Прошло девять месяцев. Мать, беременную, отправили в роддом. И в самый канун дня победы над врагом у них родился сын. В это время Родина ликовала: фашизм побежден. А в дом пришла повестка: явиться в военкомат.
Валентина пришла по вызову. Ей вручили предметы, оставшиеся от отца: планшет офицера, две фотографии – жены и дочери и незаконченное письмо: «Скоро буду с вами, мои ро…»
Несколько дней она не говорила матери о нагрянувшем горе. И только когда та привезла новорожденного домой, Валентина показала ей извещение о гибели отца. Мать охнула, присела на стул, обхватила голову руками и запричитала:
– Доченька, как же мы будем с тобой дальше жить? Дитя кормить надо. Дом разваливается. Тебе надо школу закончить, в институт поступить.
Валентина хотела успокоить маму, но горький спазм сковал ее горло. А маленький братик громко плакал, будто тоже узнал, что отец погиб.
Сдав с отличием экзамены за девятый класс, девочке пришлось пойти работать на завод.
Подруга журавушка
Враг прорвался на территорию России. На границе шла ожесточенная окопная война. Бойцы отражали натиск неприятеля, и его наступление захлебывалось. Но он продолжал стрелять по ориентиру – высокому сухому дереву с большим журавлиным гнездом.
Сержант Журавлев (фамилия у него была такая) решил спилить дерево. Только подошел к нему, услышал не то стон, не то плач на макушке, где было гнездо. Он полез наверх и обнаружил в гнезде двух журавлей: один был мертв, видно, в него осколок снаряда попал или пуля угодила, а другой лежал на нем еще живой, очевидно, не хотел бросать погибшего друга. Был он обессилен и недвижим, наверно, уже много дней не ел и не пил. Птица даже не испугалась при виде человека. Он взял журавля и, держа его одной рукой, стал спускаться с дерева. Солдаты, оказавшиеся рядом, смеются: «Сержант Журавлев свою журавушку нашел». И правда, это была самочка.
Попросив однополчан спилить дерево, он пошел в окоп, нашел местечко, где слышимость взрывов во время боя была поменьше, расстелил на земле телогрейку и уложил журавушку. Она, по-прежнему, не сопротивлялась. Сержант дал ей из кружки попить. Она с жадностью стала хлебать воду большими глотками.

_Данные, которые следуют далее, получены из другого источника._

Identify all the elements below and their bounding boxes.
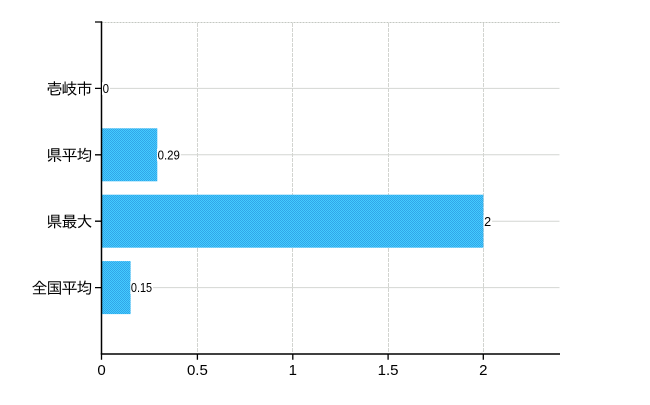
svg-text:0: 0 xyxy=(97,362,105,379)
svg-text:2: 2 xyxy=(479,362,487,379)
svg-text:0.29: 0.29 xyxy=(158,147,180,162)
svg-text:1.5: 1.5 xyxy=(378,362,399,379)
svg-text:0.5: 0.5 xyxy=(187,362,208,379)
svg-text:1: 1 xyxy=(289,362,297,379)
svg-text:0.15: 0.15 xyxy=(131,280,152,295)
svg-text:2: 2 xyxy=(484,214,491,229)
svg-text:0: 0 xyxy=(103,81,109,96)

– А чем кормить-то будем? – спросил он окруживших его солдат. Те восприняли его слова серьезно.
– Можно давать ей то, что мы сами едим. Пусть на нашем довольствии будет.
И с этого дня каждый солдат приносил ей что-то вкусненькое из своего пайка, а то и из своей заначки. И удивительно – солидарная любовь солдат к журавушке подействовала. Она стала быстро поправляться, узнавала всех, кто к ней приходил, а особенно радовалась сержанту, даже если он еще был далеко от нее. Все говорили: «Наверно, узнает по звяканью медалей, что висят у него на гимнастерке».

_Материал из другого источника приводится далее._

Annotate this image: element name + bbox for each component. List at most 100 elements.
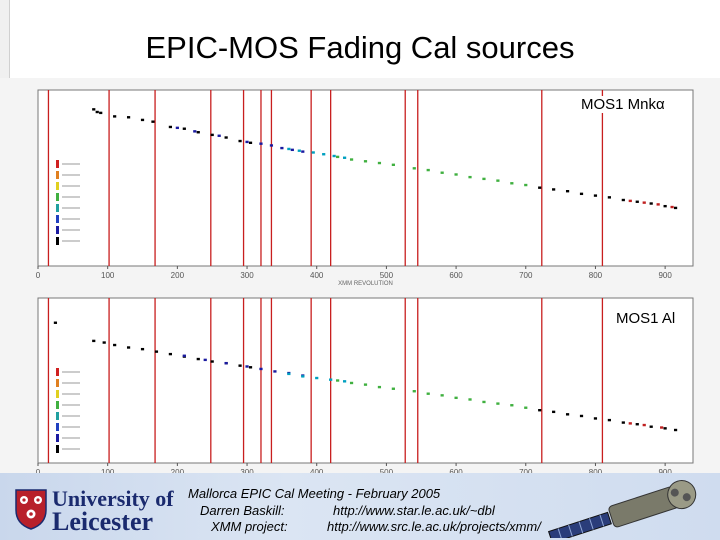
panel-label-al: MOS1 Al (612, 310, 680, 327)
data-point-1-4-3 (579, 414, 584, 418)
x-tick-label-0-6: 600 (449, 271, 463, 280)
data-point-0-3-6 (426, 168, 430, 172)
data-point-1-4-4 (593, 417, 598, 420)
x-tick-label-1-1: 100 (101, 468, 115, 473)
data-point-1-0-0 (53, 321, 58, 324)
data-point-0-1-6 (280, 146, 284, 150)
x-tick-label-1-2: 200 (171, 468, 185, 473)
data-point-0-4-4 (593, 194, 598, 197)
legend-swatch-1-5 (56, 423, 59, 431)
data-point-0-2-3 (322, 153, 326, 156)
data-point-0-0-5 (140, 118, 145, 122)
data-point-1-0-13 (248, 366, 253, 369)
university-name-line2: Leicester (52, 507, 154, 536)
left-edge-strip (0, 0, 10, 80)
x-tick-label-1-5: 500 (380, 468, 394, 473)
legend-swatch-1-1 (56, 379, 59, 387)
data-point-1-3-1 (349, 381, 354, 385)
data-point-0-0-2 (99, 111, 103, 115)
author-url-link[interactable]: http://www.star.le.ac.uk/~dbl (333, 503, 495, 518)
legend-swatch-1-3 (56, 401, 59, 409)
data-point-0-1-4 (259, 142, 263, 145)
x-tick-label-0-8: 800 (589, 271, 603, 280)
x-tick-label-0-3: 300 (240, 271, 254, 280)
data-point-0-0-4 (126, 116, 131, 119)
data-point-1-0-12 (238, 364, 242, 367)
data-point-0-2-0 (287, 147, 291, 151)
legend-swatch-0-6 (56, 226, 59, 234)
data-point-1-3-2 (363, 383, 368, 386)
data-point-1-3-11 (496, 402, 500, 405)
project-label: XMM project: (211, 519, 288, 534)
data-point-0-3-4 (391, 163, 395, 166)
data-point-0-5-0 (628, 199, 632, 203)
data-point-1-3-5 (412, 390, 416, 393)
data-point-0-4-8 (649, 202, 653, 205)
data-point-0-0-7 (168, 125, 172, 129)
data-point-0-0-6 (151, 120, 155, 123)
x-tick-label-1-7: 700 (519, 468, 533, 473)
data-point-1-5-2 (660, 426, 664, 429)
data-point-1-3-13 (524, 406, 528, 409)
x-tick-label-0-0: 0 (36, 271, 41, 280)
data-point-1-0-5 (140, 347, 145, 351)
data-point-1-3-4 (391, 387, 395, 390)
x-axis-label-0: XMM REVOLUTION (338, 281, 393, 287)
data-point-1-4-5 (607, 418, 611, 422)
x-tick-label-1-8: 800 (589, 468, 603, 473)
x-tick-label-0-4: 400 (310, 271, 324, 280)
data-point-0-0-9 (196, 131, 200, 134)
data-point-0-4-5 (607, 196, 611, 199)
data-point-0-1-3 (245, 140, 249, 144)
x-tick-label-1-6: 600 (449, 468, 463, 473)
data-point-0-5-2 (656, 203, 660, 206)
x-tick-label-0-2: 200 (171, 271, 185, 280)
x-tick-label-1-4: 400 (310, 468, 324, 473)
legend-swatch-0-4 (56, 204, 59, 212)
x-tick-label-0-1: 100 (101, 271, 115, 280)
data-point-1-4-10 (673, 428, 678, 432)
data-point-0-1-1 (193, 130, 197, 133)
meeting-text: Mallorca EPIC Cal Meeting - February 200… (188, 486, 441, 501)
data-point-1-2-2 (315, 376, 319, 380)
x-tick-label-0-9: 900 (658, 271, 672, 280)
data-point-1-4-7 (635, 423, 639, 426)
data-point-0-0-3 (113, 115, 117, 118)
data-point-0-3-1 (349, 158, 354, 161)
data-point-0-3-13 (524, 183, 528, 187)
legend-swatch-1-6 (56, 434, 59, 442)
data-point-0-3-11 (496, 179, 500, 182)
legend-swatch-1-7 (56, 445, 59, 453)
data-point-0-3-5 (412, 167, 416, 170)
data-point-1-0-1 (92, 339, 96, 343)
data-point-1-3-10 (482, 400, 486, 404)
data-point-0-3-12 (510, 182, 514, 185)
data-point-0-5-1 (642, 201, 646, 204)
data-point-0-3-3 (377, 161, 382, 165)
data-point-1-4-6 (621, 421, 625, 424)
data-point-1-0-3 (113, 343, 117, 347)
data-point-0-2-1 (297, 149, 301, 152)
data-point-0-0-11 (224, 136, 228, 139)
xmm-satellite-icon (547, 480, 697, 538)
data-point-1-5-0 (628, 422, 632, 425)
data-point-0-2-5 (342, 156, 347, 159)
university-shield-icon (15, 489, 47, 530)
data-point-1-4-8 (649, 425, 653, 428)
project-url-link[interactable]: http://www.src.le.ac.uk/projects/xmm/ (327, 519, 541, 534)
data-point-1-0-7 (168, 352, 172, 356)
legend-swatch-0-0 (56, 160, 59, 168)
plot-frame-0 (37, 89, 694, 267)
data-point-1-0-6 (154, 350, 159, 353)
data-point-0-0-0 (92, 108, 96, 111)
slide-title: EPIC-MOS Fading Cal sources (145, 30, 575, 65)
data-point-0-3-8 (454, 173, 458, 176)
x-tick-label-1-0: 0 (36, 468, 41, 473)
plot-frame-1 (37, 297, 694, 464)
data-point-0-0-1 (95, 110, 99, 114)
data-point-0-2-2 (311, 151, 315, 154)
data-point-0-1-7 (290, 148, 294, 152)
x-tick-label-0-5: 500 (380, 271, 394, 280)
plots-area: 0 100 200 300 400 500 600 700 800 900 XMM REVOLUTI… (0, 78, 720, 484)
data-point-0-3-10 (482, 177, 486, 181)
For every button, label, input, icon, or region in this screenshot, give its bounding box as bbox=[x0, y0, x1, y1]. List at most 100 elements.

Она ласково его встречала, тыча головой ему в лицо, в грудь и курлыкала. Солдаты смеялись: «Вот сержант себе подружку нашел!» – и сами радовались. Придут после боя в час затишья усталые, погладят ее, усталость враз исчезает. Казалось, все чувствовали, что веет от нее домашним уютом и теплом.
Однажды, когда журавушка оправилась, а полку предстояло идти вперед, в наступление, они решили ее отпустить. Сержант и солдаты попрощались с ней, вынесли ее на волю и подкинули. Она же, словно большой белоснежный голубь, разогналась и полетела, молча, словно обиделась, что ее никто не останавливает, улетая дальше от надвигающегося грохота канонады.
Прошло два года. Война еще шла, но врага уже гнали за пределами границы. На том месте, где когда-то шли бои, расположился полк для отдыха и переформирования.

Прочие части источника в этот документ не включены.